The problem of a headline "Labour to oppose vote reform bill" (28 July) is that it risks implying that Labour is ditching its manifesto support for a referendum on the electoral system, and that this is all that the coalition's parliamentary voting system and constituencies bill is about.
Yet Labour's amendment reaffirms its support for an AV referendum, while opposing the flawed proposals to rush through new boundaries by ditching the current non-partisan system.
A bill combining these different issues makes no sense, except as a backroom deal between the two governing parties.
The deal makes sense for those who want the boundaries to go through and the referendum to fail, but it is an elephant trap for the Lib Dems who want to win the referendum. The effect is to destabilise pro-electoral reform Labour forces, when there is no chance of winning a yes vote without mobilising Labour voters.
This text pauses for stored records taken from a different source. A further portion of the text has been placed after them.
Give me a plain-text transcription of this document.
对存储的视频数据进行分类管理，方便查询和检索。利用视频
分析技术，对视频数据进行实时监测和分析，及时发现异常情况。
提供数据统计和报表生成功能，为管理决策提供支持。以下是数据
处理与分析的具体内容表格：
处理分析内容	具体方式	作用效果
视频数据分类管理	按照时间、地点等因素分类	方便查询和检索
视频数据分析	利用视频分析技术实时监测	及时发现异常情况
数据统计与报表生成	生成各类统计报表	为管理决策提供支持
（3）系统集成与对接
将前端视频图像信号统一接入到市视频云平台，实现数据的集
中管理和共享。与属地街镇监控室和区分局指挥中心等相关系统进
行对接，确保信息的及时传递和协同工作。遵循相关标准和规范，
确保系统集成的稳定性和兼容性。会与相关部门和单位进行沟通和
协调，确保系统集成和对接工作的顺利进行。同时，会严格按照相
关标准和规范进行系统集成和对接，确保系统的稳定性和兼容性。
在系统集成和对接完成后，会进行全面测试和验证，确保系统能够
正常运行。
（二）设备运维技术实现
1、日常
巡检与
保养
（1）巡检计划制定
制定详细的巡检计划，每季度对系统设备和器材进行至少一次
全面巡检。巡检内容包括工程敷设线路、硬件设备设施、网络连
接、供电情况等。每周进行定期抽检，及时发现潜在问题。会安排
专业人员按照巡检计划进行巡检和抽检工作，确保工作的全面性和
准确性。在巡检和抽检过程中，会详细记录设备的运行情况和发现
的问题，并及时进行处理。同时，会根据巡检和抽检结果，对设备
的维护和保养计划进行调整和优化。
If Nick Clegg were to propose two separate bills, parliament could consider the merits of the separate issues. Labour would have to support a referendum bill, and the coalition could whip through its re-districting plans.
Sunder Katwala
General secretary, Fabian Society
Will Straw
Editor, Left Foot Forward
• I suppose the cynical evisceration of the independence of the Electoral Commission is to be expected from the coalition, and is thus not worth commenting upon in your leader (29 July), but to have no comment upon the new size of parliament is unworthy of your leader writer. The number 600 has apparently been plucked at random as a suitable number. Where is the justification for the change? Is there too little work for an MP with 70,000 constituents? Fewer MPs means fewer parliamentarians scrutinising both the executive and legislation. Perhaps a brave MP would actually like to write a proper job description for their position, which could then be used as a basis for calculating the number of MPs the country requires, and also serve as the marker for their electorate to judge them against.
Tony Winters
Kinver, Staffordshire
• In The Vote, Paul Foot tells us of the battle the Chartists had to fight to secure equal constituencies in the UK. At that point in history, it was the Tories who benefited from the "rotten boroughs" which Peter Hain seems so eager to remind us about (Report, 29 July). So why are Hain, Jack Straw and others opposing equality and forming an unholy alliance with David Davis et al? How can the Labour leadership, and leadership contenders, stand against equal sizes of constituencies regardless of where you live? Since when was Labour against equality? I understand all the arguments about registration – this needs to be tackled, and boundaries need to be constantly under review, but when constituencies vary in size by tens of thousands something must be very, very wrong. I am a Liberal Democrat. Centre-left. Supportive of the coalition, less so of the budget. But most importantly, I am pro-reform, and Labour party members who are pro-reform need to consider their own position.
Henry Vann
Bedford
• The latest unedifying manoeuvres over the voting reform bill show why the political parties should have no say in framing the rules by which we elect them: their conflicts of interest are unmanageable. These conflicts have already denied us the right to vote on PR, which is the key issue. Now the coalition parties, which openly proclaim their respective beliefs in FPTP and STV, are trying to hold a referendum on AV, while the Labour party, which alone advocated AV in its manifesto, is opposing this.
Whether this is a cynical ploy by Labour to help rightwing Tories undermine the coalition, or the coalition is to blame for linking the referendum with controversial boundary revisions, is beside the point: the people, not the political class, should be deciding all of this.
The only acceptable process for electoral reform is a popular convention – a citizens' assembly chosen by lot from all willing members of the public. The creation of the convention and its recommendations should be put to a referendum.